MPs deny senators ‘illegal’ fund

The Senate in session. A National Assembly committee has scuttled a plan by senators to share Sh1.3 billion amongst themselves. FILE PHOTO | NATION MEDIA GROUP

What you need to know:

  • Committee on Delegated Legislation has asked the National Assembly to annul in their entirety the regulations developed to manage how the money allocated to the Senate is used.
  • The MPs also questioned the creation of the committee to oversee the funds’ use.
  • Meru Senator Kiraitu Murungi described the report of the National Assembly Committee as “malicious and written in extremely bad taste.”
  • Mr Murungi, the Senate Monitoring and Oversight Committee chairman, said senators would prevail upon MPs to reject the report of the Committee on Delegated Legislation.

A National Assembly committee has scuttled a plan by senators to share Sh1.3 billion amongst themselves in the last year of their term under a fund created to finance their oversight of governors.

In a move likely to reignite rivalry between the two Houses, the Committee on Delegated Legislation has asked the National Assembly to annul in their entirety the regulations developed to manage how the money allocated to the Senate is used.

Based on the formula in the regulations, each elected senator would have received an average of Sh19.5 million and the nominated ones at least Sh3 million this financial year.

But that will now have to be put on hold as the committee said in its report tabled on Thursday afternoon that the regulations were not developed in accordance with the Public Finance Management Act. The MPs also questioned the creation of the committee to oversee the funds’ use.

“The establishment of the Senate Monitoring and Evaluation Committee, whose function is to oversight monies allocated to the Fund … would create conflict of interest since the membership of the committee would comprise the same members who would be responsible for receiving and distributing the Fund monies,” the National Assembly committee said.

It also said the establishment of a county office for the senator under the fund would result in a duplication of roles as there are already such offices in the constituencies established by the Parliamentary Service Commission.

The committee is mandated with scrutinising regulations developed by the various arms of government to determine whether they are in conformity with the law.

Meru Senator Kiraitu Murungi described the report of the National Assembly Committee as “malicious and written in extremely bad taste” given the circumstances in which the regulations were developed and the information shared with MPs.

Mr Murungi, the Senate Monitoring and Oversight Committee chairman, said senators would prevail upon MPs to reject the report of the Committee on Delegated Legislation. He said his committee had agreed with their National Assembly counterparts.

INTERNAL FUND

“It was very clear and understood by those sides that the rules were not being done under the Public Finance Management Act but this was an internal fund made by the Parliamentary Service Commission and the funds are already with the Commission so it was just a modality on the disbursement of the Fund,” said Mr Murungi.

The senator said that when the National Assembly committee met the officers from the Parliamentary Budget Office, on whose advice they recommended the annulment of the regulations, they failed to inform them about the origin of the fund.

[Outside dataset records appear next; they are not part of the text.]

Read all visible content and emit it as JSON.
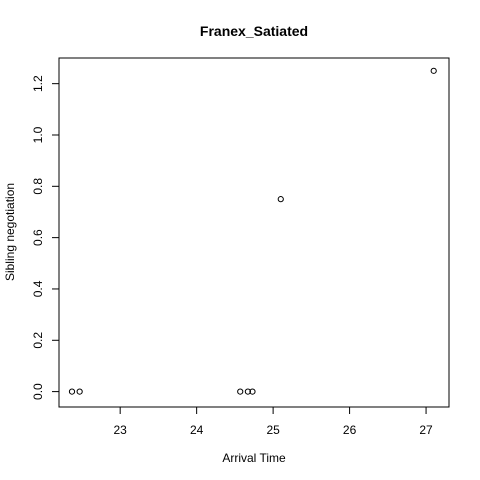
{
  "chart_data": {
    "type": "scatter",
    "title": "Franex_Satiated",
    "xlabel": "Arrival Time",
    "ylabel": "Sibling negotiation",
    "xlim": [
      22.2,
      27.3
    ],
    "ylim": [
      -0.06,
      1.3
    ],
    "xticks": [
      23,
      24,
      25,
      26,
      27
    ],
    "xtick_labels": [
      "23",
      "24",
      "25",
      "26",
      "27"
    ],
    "yticks": [
      0.0,
      0.2,
      0.4,
      0.6,
      0.8,
      1.0,
      1.2
    ],
    "ytick_labels": [
      "0.0",
      "0.2",
      "0.4",
      "0.6",
      "0.8",
      "1.0",
      "1.2"
    ],
    "grid": false,
    "points": [
      {
        "x": 22.37,
        "y": 0.0
      },
      {
        "x": 22.47,
        "y": 0.0
      },
      {
        "x": 24.57,
        "y": 0.0
      },
      {
        "x": 24.67,
        "y": 0.0
      },
      {
        "x": 24.73,
        "y": 0.0
      },
      {
        "x": 25.1,
        "y": 0.75
      },
      {
        "x": 27.1,
        "y": 1.25
      }
    ]
  }
}
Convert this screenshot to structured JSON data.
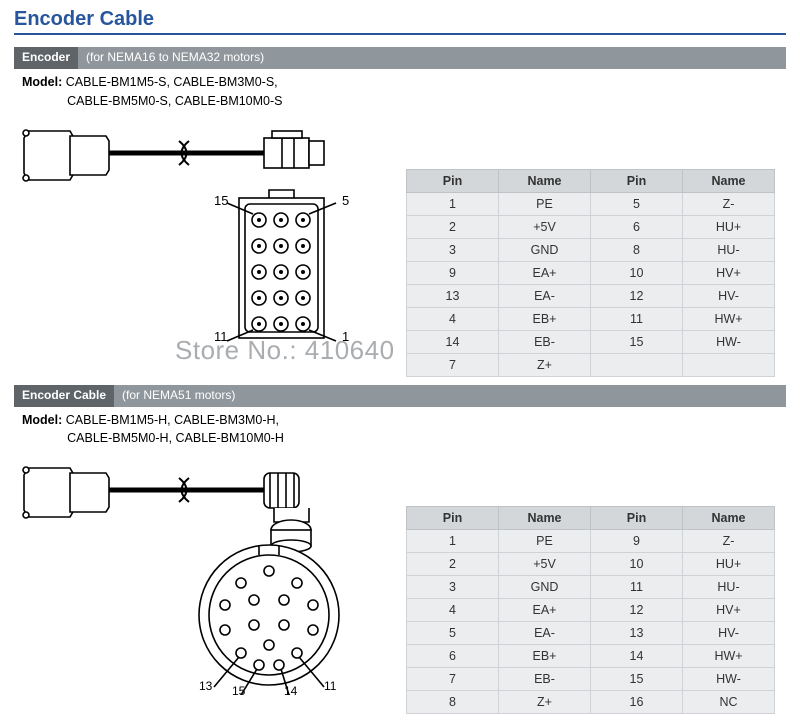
{
  "page": {
    "title": "Encoder Cable"
  },
  "colors": {
    "title": "#28569c",
    "barDark": "#5e6468",
    "barLight": "#8f979c",
    "tableHeader": "#d3d7da",
    "tableCell": "#ecedef",
    "stroke": "#000000"
  },
  "watermark": "Store No.: 410640",
  "section1": {
    "barMain": "Encoder",
    "barSub": "(for NEMA16 to NEMA32 motors)",
    "modelPrefix": "Model:",
    "models1": "CABLE-BM1M5-S, CABLE-BM3M0-S,",
    "models2": "CABLE-BM5M0-S, CABLE-BM10M0-S",
    "diagramLabels": {
      "tl": "15",
      "tr": "5",
      "bl": "11",
      "br": "1"
    },
    "headers": [
      "Pin",
      "Name",
      "Pin",
      "Name"
    ],
    "rows": [
      [
        "1",
        "PE",
        "5",
        "Z-"
      ],
      [
        "2",
        "+5V",
        "6",
        "HU+"
      ],
      [
        "3",
        "GND",
        "8",
        "HU-"
      ],
      [
        "9",
        "EA+",
        "10",
        "HV+"
      ],
      [
        "13",
        "EA-",
        "12",
        "HV-"
      ],
      [
        "4",
        "EB+",
        "11",
        "HW+"
      ],
      [
        "14",
        "EB-",
        "15",
        "HW-"
      ],
      [
        "7",
        "Z+",
        "",
        ""
      ]
    ]
  },
  "section2": {
    "barMain": "Encoder Cable",
    "barSub": "(for NEMA51 motors)",
    "modelPrefix": "Model:",
    "models1": "CABLE-BM1M5-H, CABLE-BM3M0-H,",
    "models2": "CABLE-BM5M0-H, CABLE-BM10M0-H",
    "diagramLabels": {
      "l15": "15",
      "l13": "13",
      "l14": "14",
      "l11": "11"
    },
    "headers": [
      "Pin",
      "Name",
      "Pin",
      "Name"
    ],
    "rows": [
      [
        "1",
        "PE",
        "9",
        "Z-"
      ],
      [
        "2",
        "+5V",
        "10",
        "HU+"
      ],
      [
        "3",
        "GND",
        "11",
        "HU-"
      ],
      [
        "4",
        "EA+",
        "12",
        "HV+"
      ],
      [
        "5",
        "EA-",
        "13",
        "HV-"
      ],
      [
        "6",
        "EB+",
        "14",
        "HW+"
      ],
      [
        "7",
        "EB-",
        "15",
        "HW-"
      ],
      [
        "8",
        "Z+",
        "16",
        "NC"
      ]
    ]
  }
}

He said that by concealing that fact, the National Assembly committee had the Parliamentary Budget Office scrutinise a wrong set of rules.

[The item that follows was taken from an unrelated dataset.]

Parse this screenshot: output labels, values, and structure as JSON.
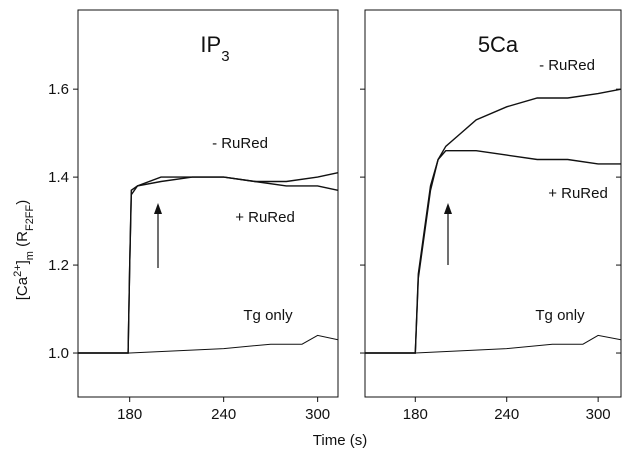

“We had asked to be invited in the meeting before they make a decision because having agreed on the version before, they should not have gone behind our back. They should have called us again,” said Mr Murungi.

Mr Murungi said the Senate team would protest to the Speaker of the National Assembly, put all the facts on the table and ask for a consideration of the decision since the Committee on Delegated Legislation would end up misleading MPs.

“We are going to bring the facts to the members on the floor so that they reject that report because it is very shameful for the National Assembly to behave like second-hand car salesmen, who don’t want to disclose the facts and they want to take shortcuts. I’m very very angry with that report and I feel it was very dishonourable of those members,” said Mr Murungi.

Under the regulations, 92 per cent of the total allocation would go to the 47 elected senators, with six per cent going to the nominated ones, one per cent for training and one per cent for administration.

The share for the elected senators would then be shared on the basis that 47 per cent is shared equally, 45 per cent on the basis of the population represented and eight per cent on the size of the county.

The nominated senators would be charged with monitoring and evaluating activities at the national level of the special interest groups – women, youth and the disabled – they represent in the Senate.